Tevere, scontro di competenze sulla pulizia. Ecco il risultato tra fango e immondizia
Una banchina per due, e i risultati sono sotto gli occhi di tutti. A tre settimane dalla piena del Tevere le sponde del fiume sono ancora ricoperte di fango, detriti e immondizia. Dietro agli interventi mancati o in ritardo per dare nuovo decoro alle banchine c’è anche una questione burocratica che vede contrapposti Campidoglio e Regione Lazio. Ieri, per tentare di capire chi dei due enti fosse responsabile delle pulizie lì alla base dei muraglioni, abbiamo sentito le rispettive campane. Nessuna dichiarazione diretta, ma spiegazioni spifferate, come da copione, insomma. Secondo persone «informate» all’interno dell’assessorato regionale alla Tutela del territorio, la pulizia è totalmente in capo al Comune da quando il Campidoglio ha deciso di realizzare la ciclabile. Secondo fonti interne ad Ama, invece, che da ieri ha iniziato a togliere il grosso dei detriti rigurgitati dal fiume, a la municipalizzata - che opera per conto del Comune - spetterebbe la sola pulizia delle scale di accesso dal lungotevere e della ciclabile, che come noto corre sulla sponda destra. Ma siccome la banchina è larga una decina di metri e la ciclabile ne occupa un paio, resterebbero da pulire quei sette o otto metri che separano la pista dall’acqua.
Il parco d'affaccio sul Tevere distrutto dal fiume
Sempre secondo fonti Ama, l’azienda precisa che sono i loro operatori spesso a fare il lavoro che spetterebbe alle ditte della Regione perché sarebbe ridicolo pulire la ciclabile e non il resto della banchina. Resta il nodo della banchina di sinistra, dove non c’è la ciclabile. Chi la pulisce, dunque? Fatto sta che, ad oggi, ancora non si può scendere sotto i muraglioni per via del limo e dei detriti ammucchiati dalla piena. Tra Ponte Sisto e Ponte Garibaldi fango, rami e rifiuti continuano a occupare il percorso ciclabile, con alcuni tratti ancora interdetti perché giudicati non sicuri. Tra il materiale trascinato dalla corrente sono riemersi anche monopattini e biciclette dei servizi di sharing, rimasti sommersi per giorni e ora affiorati tra il fango, insieme a grandi quantità di plastica e altri rifiuti. Una situazione che rischia di aggravarsi con l’arrivo delle piogge. Senza una rimozione completa, infatti, parte dei materiali accumulati lungo le sponde potrebbe tornare nel fiume e proseguire la sua corsa fino al mare, contribuendo alla diffusione di plastiche e microplastiche nel Mediterraneo.

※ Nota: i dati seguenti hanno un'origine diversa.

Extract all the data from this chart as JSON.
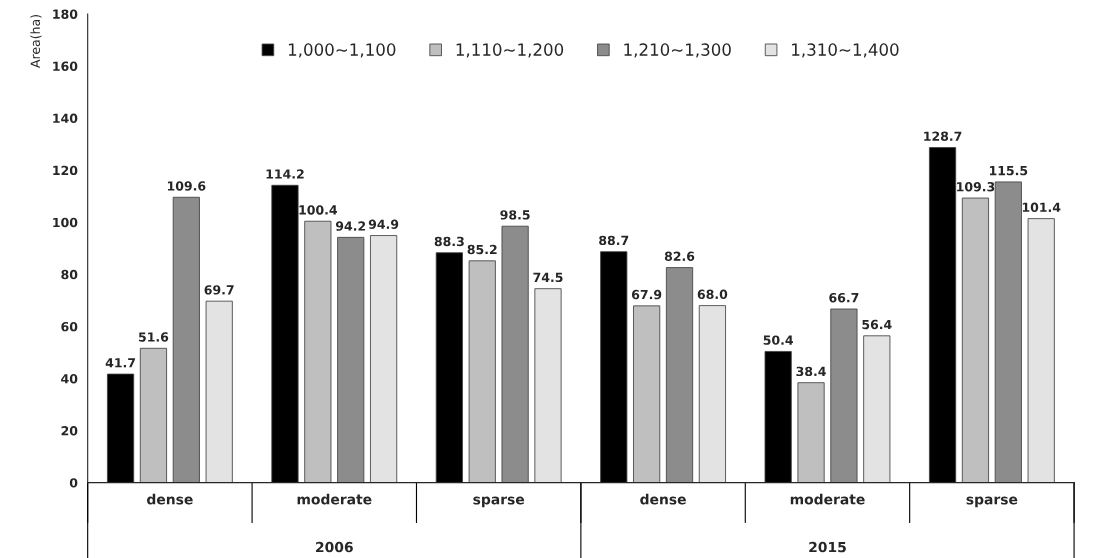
{
  "chart_data": {
    "type": "bar",
    "ylabel": "Area(ha)",
    "categories": [
      "dense",
      "moderate",
      "sparse",
      "dense",
      "moderate",
      "sparse"
    ],
    "series": [
      {
        "name": "1,000~1,100",
        "color": "#000000",
        "values": [
          41.7,
          114.2,
          88.3,
          88.7,
          50.4,
          128.7
        ],
        "value_labels": [
          "41.7",
          "114.2",
          "88.3",
          "88.7",
          "50.4",
          "128.7"
        ]
      },
      {
        "name": "1,110~1,200",
        "color": "#bfbfbf",
        "values": [
          51.6,
          100.4,
          85.2,
          67.9,
          38.4,
          109.3
        ],
        "value_labels": [
          "51.6",
          "100.4",
          "85.2",
          "67.9",
          "38.4",
          "109.3"
        ]
      },
      {
        "name": "1,210~1,300",
        "color": "#8c8c8c",
        "values": [
          109.6,
          94.2,
          98.5,
          82.6,
          66.7,
          115.5
        ],
        "value_labels": [
          "109.6",
          "94.2",
          "98.5",
          "82.6",
          "66.7",
          "115.5"
        ]
      },
      {
        "name": "1,310~1,400",
        "color": "#e3e3e3",
        "values": [
          69.7,
          94.9,
          74.5,
          68.0,
          56.4,
          101.4
        ],
        "value_labels": [
          "69.7",
          "94.9",
          "74.5",
          "68.0",
          "56.4",
          "101.4"
        ]
      }
    ],
    "annotations": [
      "2006",
      "2015"
    ],
    "ylim": [
      0,
      180
    ],
    "yticks": [
      0,
      20,
      40,
      60,
      80,
      100,
      120,
      140,
      160,
      180
    ],
    "legend": "top",
    "grid": false
  }
}
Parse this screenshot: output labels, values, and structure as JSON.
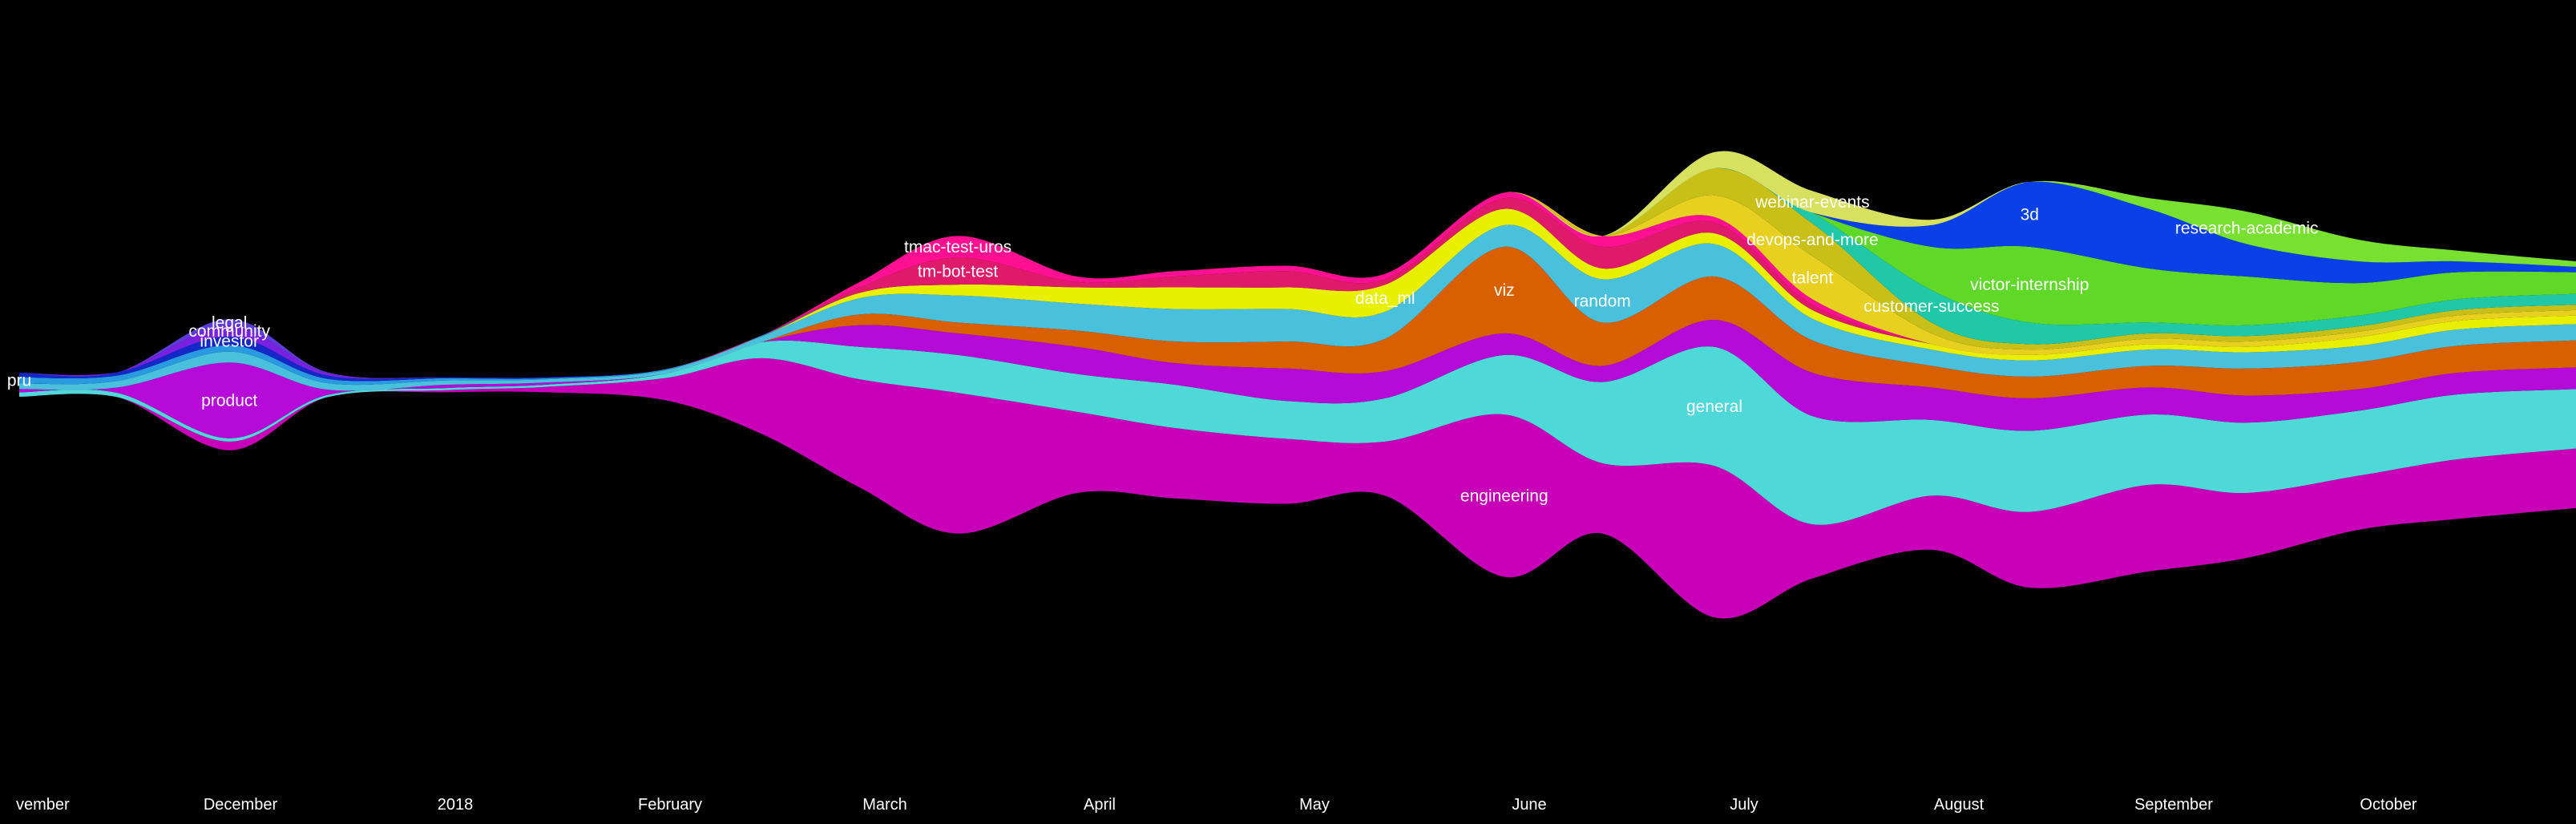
{
  "chart_data": {
    "type": "area",
    "subtype": "streamgraph",
    "background": "#000000",
    "x": [
      "2017-11-01",
      "2017-11-15",
      "2017-12-01",
      "2017-12-15",
      "2018-01-01",
      "2018-01-15",
      "2018-02-01",
      "2018-02-15",
      "2018-03-01",
      "2018-03-15",
      "2018-04-01",
      "2018-04-15",
      "2018-05-01",
      "2018-05-15",
      "2018-06-01",
      "2018-06-15",
      "2018-07-01",
      "2018-07-15",
      "2018-08-01",
      "2018-08-15",
      "2018-09-01",
      "2018-09-15",
      "2018-10-01",
      "2018-10-15",
      "2018-11-01"
    ],
    "xticks": [
      "vember",
      "December",
      "2018",
      "February",
      "March",
      "April",
      "May",
      "June",
      "July",
      "August",
      "September",
      "October"
    ],
    "series": [
      {
        "name": "engineering",
        "color": "#c800b8",
        "values": [
          0,
          0,
          8,
          0,
          2,
          5,
          20,
          70,
          100,
          130,
          75,
          65,
          60,
          50,
          150,
          65,
          140,
          50,
          50,
          70,
          80,
          60,
          50,
          55,
          55
        ]
      },
      {
        "name": "general",
        "color": "#4fd8d8",
        "values": [
          4,
          4,
          3,
          2,
          2,
          2,
          4,
          15,
          30,
          35,
          35,
          40,
          35,
          40,
          55,
          75,
          110,
          100,
          70,
          75,
          65,
          65,
          60,
          60,
          55
        ]
      },
      {
        "name": "product",
        "color": "#b60ad8",
        "values": [
          3,
          5,
          70,
          5,
          3,
          2,
          0,
          0,
          20,
          20,
          25,
          20,
          30,
          25,
          20,
          15,
          25,
          40,
          30,
          30,
          25,
          25,
          20,
          20,
          20
        ]
      },
      {
        "name": "viz",
        "color": "#d86000",
        "values": [
          0,
          0,
          0,
          0,
          0,
          0,
          0,
          0,
          10,
          10,
          15,
          20,
          25,
          30,
          80,
          40,
          40,
          30,
          20,
          20,
          20,
          25,
          25,
          25,
          25
        ]
      },
      {
        "name": "random",
        "color": "#49c0dc",
        "values": [
          5,
          6,
          10,
          6,
          4,
          3,
          3,
          5,
          15,
          25,
          25,
          30,
          30,
          25,
          20,
          40,
          30,
          20,
          15,
          15,
          15,
          15,
          15,
          15,
          15
        ]
      },
      {
        "name": "data_ml",
        "color": "#e8f000",
        "values": [
          0,
          0,
          0,
          0,
          0,
          0,
          0,
          0,
          5,
          10,
          15,
          20,
          20,
          25,
          15,
          10,
          10,
          8,
          5,
          5,
          5,
          5,
          8,
          8,
          8
        ]
      },
      {
        "name": "pru",
        "color": "#2a9ae0",
        "values": [
          6,
          5,
          6,
          4,
          2,
          1,
          1,
          1,
          0,
          0,
          0,
          0,
          0,
          0,
          0,
          0,
          0,
          0,
          0,
          0,
          0,
          0,
          0,
          0,
          0
        ]
      },
      {
        "name": "investor",
        "color": "#1428c8",
        "values": [
          4,
          3,
          8,
          3,
          1,
          1,
          0,
          0,
          0,
          0,
          0,
          0,
          0,
          0,
          0,
          0,
          0,
          0,
          0,
          0,
          0,
          0,
          0,
          0,
          0
        ]
      },
      {
        "name": "community",
        "color": "#7a20e0",
        "values": [
          0,
          0,
          10,
          2,
          0,
          0,
          0,
          0,
          0,
          0,
          0,
          0,
          0,
          0,
          0,
          0,
          0,
          0,
          0,
          0,
          0,
          0,
          0,
          0,
          0
        ]
      },
      {
        "name": "legal",
        "color": "#5e3ad8",
        "values": [
          0,
          0,
          6,
          1,
          0,
          0,
          0,
          0,
          0,
          0,
          0,
          0,
          0,
          0,
          0,
          0,
          0,
          0,
          0,
          0,
          0,
          0,
          0,
          0,
          0
        ]
      },
      {
        "name": "tm-bot-test",
        "color": "#e01a6a",
        "values": [
          0,
          0,
          0,
          0,
          0,
          0,
          0,
          0,
          5,
          25,
          5,
          10,
          15,
          5,
          10,
          20,
          10,
          5,
          0,
          0,
          0,
          0,
          0,
          0,
          0
        ]
      },
      {
        "name": "tmac-test-uros",
        "color": "#ff1093",
        "values": [
          0,
          0,
          0,
          0,
          0,
          0,
          0,
          0,
          5,
          20,
          5,
          5,
          5,
          5,
          5,
          10,
          5,
          5,
          0,
          0,
          0,
          0,
          0,
          0,
          0
        ]
      },
      {
        "name": "talent",
        "color": "#e8d020",
        "values": [
          0,
          0,
          0,
          0,
          0,
          0,
          0,
          0,
          0,
          0,
          0,
          0,
          0,
          0,
          0,
          0,
          20,
          40,
          10,
          5,
          5,
          5,
          5,
          5,
          5
        ]
      },
      {
        "name": "devops-and-more",
        "color": "#c8c018",
        "values": [
          0,
          0,
          0,
          0,
          0,
          0,
          0,
          0,
          0,
          0,
          0,
          0,
          0,
          0,
          0,
          0,
          25,
          30,
          10,
          5,
          5,
          5,
          5,
          5,
          5
        ]
      },
      {
        "name": "customer-success",
        "color": "#20c8a8",
        "values": [
          0,
          0,
          0,
          0,
          0,
          0,
          0,
          0,
          0,
          0,
          0,
          0,
          0,
          0,
          0,
          0,
          0,
          10,
          30,
          20,
          10,
          10,
          10,
          10,
          10
        ]
      },
      {
        "name": "victor-internship",
        "color": "#60d828",
        "values": [
          0,
          0,
          0,
          0,
          0,
          0,
          0,
          0,
          0,
          0,
          0,
          0,
          0,
          0,
          0,
          0,
          0,
          0,
          40,
          70,
          50,
          45,
          30,
          25,
          20
        ]
      },
      {
        "name": "3d",
        "color": "#0a40e8",
        "values": [
          0,
          0,
          0,
          0,
          0,
          0,
          0,
          0,
          0,
          0,
          0,
          0,
          0,
          0,
          0,
          0,
          0,
          0,
          20,
          60,
          55,
          30,
          20,
          10,
          5
        ]
      },
      {
        "name": "research-academic",
        "color": "#78e030",
        "values": [
          0,
          0,
          0,
          0,
          0,
          0,
          0,
          0,
          0,
          0,
          0,
          0,
          0,
          0,
          0,
          0,
          0,
          0,
          0,
          0,
          10,
          30,
          20,
          10,
          5
        ]
      },
      {
        "name": "webinar-events",
        "color": "#d8e060",
        "values": [
          0,
          0,
          0,
          0,
          0,
          0,
          0,
          0,
          0,
          0,
          0,
          0,
          0,
          0,
          0,
          0,
          15,
          20,
          5,
          0,
          0,
          0,
          0,
          0,
          0
        ]
      }
    ],
    "stream_labels": [
      {
        "text": "engineering",
        "series": "engineering"
      },
      {
        "text": "product",
        "series": "product"
      },
      {
        "text": "pru",
        "series": "pru"
      },
      {
        "text": "investor",
        "series": "investor"
      },
      {
        "text": "community",
        "series": "community"
      },
      {
        "text": "legal",
        "series": "legal"
      },
      {
        "text": "general",
        "series": "general"
      },
      {
        "text": "random",
        "series": "random"
      },
      {
        "text": "viz",
        "series": "viz"
      },
      {
        "text": "data_ml",
        "series": "data_ml"
      },
      {
        "text": "tm-bot-test",
        "series": "tm-bot-test"
      },
      {
        "text": "tmac-test-uros",
        "series": "tmac-test-uros"
      },
      {
        "text": "talent",
        "series": "talent"
      },
      {
        "text": "webinar-events",
        "series": "webinar-events"
      },
      {
        "text": "devops-and-more",
        "series": "devops-and-more"
      },
      {
        "text": "customer-success",
        "series": "customer-success"
      },
      {
        "text": "victor-internship",
        "series": "victor-internship"
      },
      {
        "text": "3d",
        "series": "3d"
      },
      {
        "text": "research-academic",
        "series": "research-academic"
      }
    ],
    "legend": "none",
    "grid": false
  }
}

A denunciare lo stato delle banchine è Piergiorgio Benvenuti, presidente di Ecoitaliasolidale, che negli ultimi giorni, compreso ieri, ha effettuato diversi sopralluoghi lungo il tratto centrale del fiume. «Fango e detriti sono ovunque - spiega Benvenuti - Dopo decine di giorni dalla piena qualcosa finalmente si è mosso lungo la ciclabile: sono stati accantonati rifiuti, monopattini, plastica e altri materiali trascinati dall’acqua. Ma resta la domanda se fosse davvero necessario attendere tutto questo tempo per iniziare a intervenire».
L’operazione, spiegano gli operatori, è partita solo quando le condizioni hanno consentito l’accesso ai mezzi lungo le banchine, in diversi punti rese impraticabili dal deposito di fango e detriti. «Ora che i rifiuti sono stati spostati ai lati del percorso - prosegue Benvenuti - ci auguriamo che vengano rimossi rapidamente e che non restino per settimane sulle banchine». Il problema, tuttavia, non riguarda soltanto il decoro o la mobilità lungo la ciclabile. Il fiume va valorizzato. E se questo è anche l’obiettivo del sindaco Roberto Gualtieri, che da mesi ribadisce la volontà dell’Amministrazione di volerlo rendere addirittura balneabile, non può continuare ad essere uno dei principali vettori di trasporto dei rifiuti verso il mare. Per questo l’associazione rilancia la proposta dell’istituzione del Parco Nazionale del Tevere, un progetto che coinvolgerebbe l’intero bacino fluviale dalla sorgente alla foce, attraversando quattro regioni, otto province e oltre ottanta comuni. L’obiettivo è superare l’attuale frammentazione delle competenze e garantire una gestione coordinata del fiume, con controlli ambientali più efficaci, piani permanenti di rimozione dei rifiuti e una valorizzazione sostenibile delle sue sponde.